Q - Recently you give instructions about taking sunset pictures. Can the same techniques be used for a sunrise?
A - Yes. Basically, you're dealing with a similar photo interpretation, which is to accentuate the sky colors. To do this, take your meter reading from a bright area of the sky but not directly from the sun. Added drama can be given both sunset and sunrise scenes by underexposing by a stop and by including an interesting silhouette of the landscape such as trees, a house or a barn or, in seascapes, a boat or rocky shoreline. Use a skylight filter to warm up the colors.
Q - My cousin is getting married and I want to take some photos of my own, even thought they will have a wedding photographer. Can you give me any tips?
A - My first tip is not to get in front of the official photographer. He's trying to make a living - and the bride won't like it, either if he misses some shots because you're in the way. But you don't need to get in the way, especially if you're prepared.
Start by loading with the new ASA 400 color negative firm. Your prints will be better than from transparency film and it will cost less. Besides, the added speed will let you take candids in dim light.
Your first photo opportunity will come inside the church as the bride and groom walk up the center aisle. Get an aisle seat about midway to the altar. Set your camera by prefocusing on a guest in another aisle seat right where you will want to catch the procession. Then shoot with flash when they walk up the focused spot. You can do the same thing when they return from the altar.
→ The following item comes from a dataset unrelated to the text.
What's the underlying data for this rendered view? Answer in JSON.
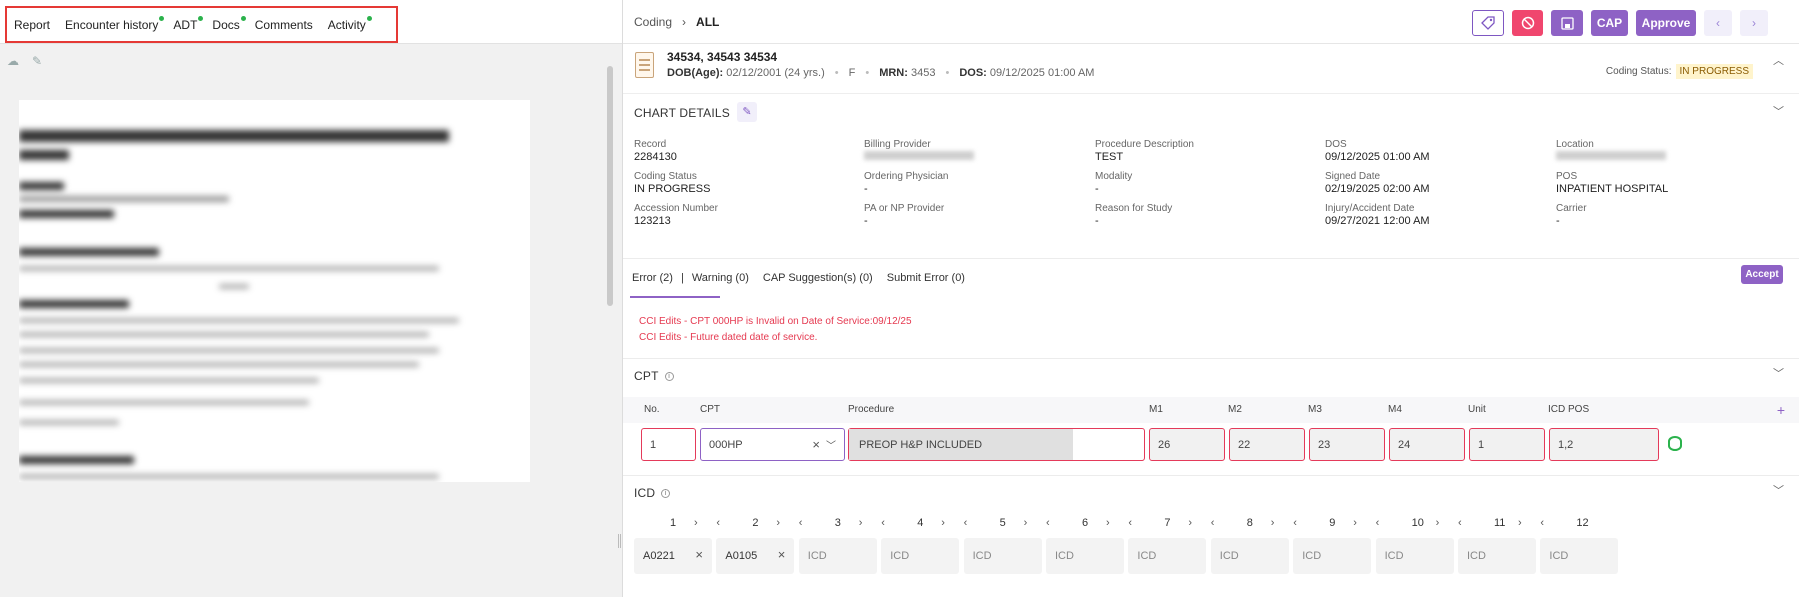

Flash is best for these because of the movement.
During the ceremony you can take some candid natural-light shots of the interior, if you've made special arrangements, of the ceremony from the side, up front.
Your next chance comes when the bride and groom leave the church amide the flying rice. For this, move back far enough to include the line-up of rice throwers and again be ready for the action by prefocusing on the waiting guests. If the light is good, you'll be able to shoot this without flash with the fast film - if not, use your flash.
Your next target, is the getaway car. You'll have to run for this one. You'll have two chances here, as the bride and groom get in the car and as it pulls away.
Q - Is it true that the lower ASA on 35-mm slide film, the better the sharpness and quality of the enlarged print?
A - Absolutely. That's why National Geographic staffers shoot Kodachrome. The slower films are harder to shoot, but the difference in results is worthwhile. I've had 35mm Kodachrome transparencies made into prints more than six feet wide, which at the proper viewing distance look dead sharp. The slow-film preference also gives for black-and-white.